Davidov took a deep breath and
emptied his glass. “I’m not saying guillotine them without trial.
I’m saying arrest them and interrogate them. Search their café.
Find proof. It will be there somewhere. Mark my words.”

Dr Watson refilled the
director’s glass.

The Countess made a suggestion
that set off a series of grateful sighs. “Shall we adjourn to the
salon for afternoon tea? We can then return refreshed and finish
our game.”

“What!” barked Davidov; the one
abstainer of gratitude; emptying his second glass in one fell
swoop. “So you can read things into our ink blots and pin the
crimes on us?”

“Have you got something to
hide?” challenged Crespigny, allowing the ladies to exit the room
first.

That comment silenced the
director and anyone else who might have objected on similar
grounds. Anyone who refused to finish the shadow-picture game would
now look like someone with something to hide.
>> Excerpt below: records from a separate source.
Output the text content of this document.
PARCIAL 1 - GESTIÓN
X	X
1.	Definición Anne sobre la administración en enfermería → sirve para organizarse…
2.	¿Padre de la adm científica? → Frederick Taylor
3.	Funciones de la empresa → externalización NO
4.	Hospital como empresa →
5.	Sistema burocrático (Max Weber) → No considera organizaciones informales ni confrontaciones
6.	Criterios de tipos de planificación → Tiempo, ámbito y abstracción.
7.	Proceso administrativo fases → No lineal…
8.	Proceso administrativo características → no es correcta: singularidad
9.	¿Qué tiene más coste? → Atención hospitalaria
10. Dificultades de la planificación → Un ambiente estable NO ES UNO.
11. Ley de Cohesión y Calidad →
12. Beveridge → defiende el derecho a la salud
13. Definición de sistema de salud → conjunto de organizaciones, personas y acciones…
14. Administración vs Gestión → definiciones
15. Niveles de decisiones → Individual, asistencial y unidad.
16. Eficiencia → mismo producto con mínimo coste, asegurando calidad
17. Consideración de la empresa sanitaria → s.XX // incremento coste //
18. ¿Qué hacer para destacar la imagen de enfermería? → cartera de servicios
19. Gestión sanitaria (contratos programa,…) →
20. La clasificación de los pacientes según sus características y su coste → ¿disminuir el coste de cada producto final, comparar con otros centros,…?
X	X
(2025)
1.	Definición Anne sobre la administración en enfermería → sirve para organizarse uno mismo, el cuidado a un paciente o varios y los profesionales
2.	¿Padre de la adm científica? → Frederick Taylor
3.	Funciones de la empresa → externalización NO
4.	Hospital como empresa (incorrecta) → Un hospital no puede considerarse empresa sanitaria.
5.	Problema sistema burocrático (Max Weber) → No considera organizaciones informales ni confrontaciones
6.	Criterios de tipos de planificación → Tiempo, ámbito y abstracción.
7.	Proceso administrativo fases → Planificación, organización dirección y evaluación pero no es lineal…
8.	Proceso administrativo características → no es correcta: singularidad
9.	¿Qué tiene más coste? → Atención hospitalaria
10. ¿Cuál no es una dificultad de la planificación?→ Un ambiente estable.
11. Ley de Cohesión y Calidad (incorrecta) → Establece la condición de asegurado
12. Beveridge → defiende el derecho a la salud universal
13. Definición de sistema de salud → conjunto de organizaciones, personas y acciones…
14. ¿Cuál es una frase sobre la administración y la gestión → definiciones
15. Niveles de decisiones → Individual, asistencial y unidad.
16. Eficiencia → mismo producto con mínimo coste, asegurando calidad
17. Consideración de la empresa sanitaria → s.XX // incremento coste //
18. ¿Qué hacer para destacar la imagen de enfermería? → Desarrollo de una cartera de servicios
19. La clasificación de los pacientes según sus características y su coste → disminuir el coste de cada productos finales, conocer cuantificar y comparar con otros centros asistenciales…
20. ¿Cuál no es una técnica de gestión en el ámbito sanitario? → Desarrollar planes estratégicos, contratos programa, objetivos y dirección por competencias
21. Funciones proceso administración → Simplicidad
Exotic objets d’art scattered
about the salon provided a distraction as delicacies were served
along with coffee and a selection of teas. Tempers cooled. La
marquise showed a lot of interest in the ikons. Davidov thought he
might be able to work them into one of the plays. Delgardo was
fascinated by the Egyptian scarabs. Davidov thought he could work
them in too. Radzival, who had once owned a valuable collection of
Ormolu clocks, displayed his vast knowledge of the workings of the
timepieces to Crespigny. La Noire managed to corner Mahmoud by the
fireplace and seemed riveted when he explained about the different
phallic objects. When Mahmoud retreated, La Noire sashayed up to
the Countess.

“You think it could be Vincent,
Felix and Hilaire doing the murders,” she said huskily, “that’s why
you asked who painted the backdrops?”

“I wondered about the backdrops,
because whoever painted those had to know in advance about the
plays that were going to be performed, though not the entire
play.”

And that’s what bothered her.
The murderer had to know the entire play to borrow the most
pertinent bits from it.

Delgardo was listening; his oily
tone was on the sarcastic side. “You can hold another Gobolinks
party and invite them, oh, but unfortunately it will be too late
for victim number six.”

“You will have to invite Laszlo
and Salvador too,” intervened Davidov sardonically. “They used to
be in the circus with the others. They put together the trapeze for
Kiki and Coco. They make all our props: the fake head, the fake
tongue, the fake member, the window, the swing, everything. And
they are always whining about how I don’t pay them enough.” The
director turned to his playwright. “Hey, Crespigny! You can write a
play about a circus clown who gets stabbed by a knife-thrower!”

Crespigny, who was appreciating
the finer points of Ormolu clocks – the exquisite gilding, the
superb rococo detailing, the burnished effect - scowled at the
interruption. “I might write a play about a Russian peasant who
gets crushed by an elephant in a church filled with ikons and then
mauled by lion as he crawls to the altar.”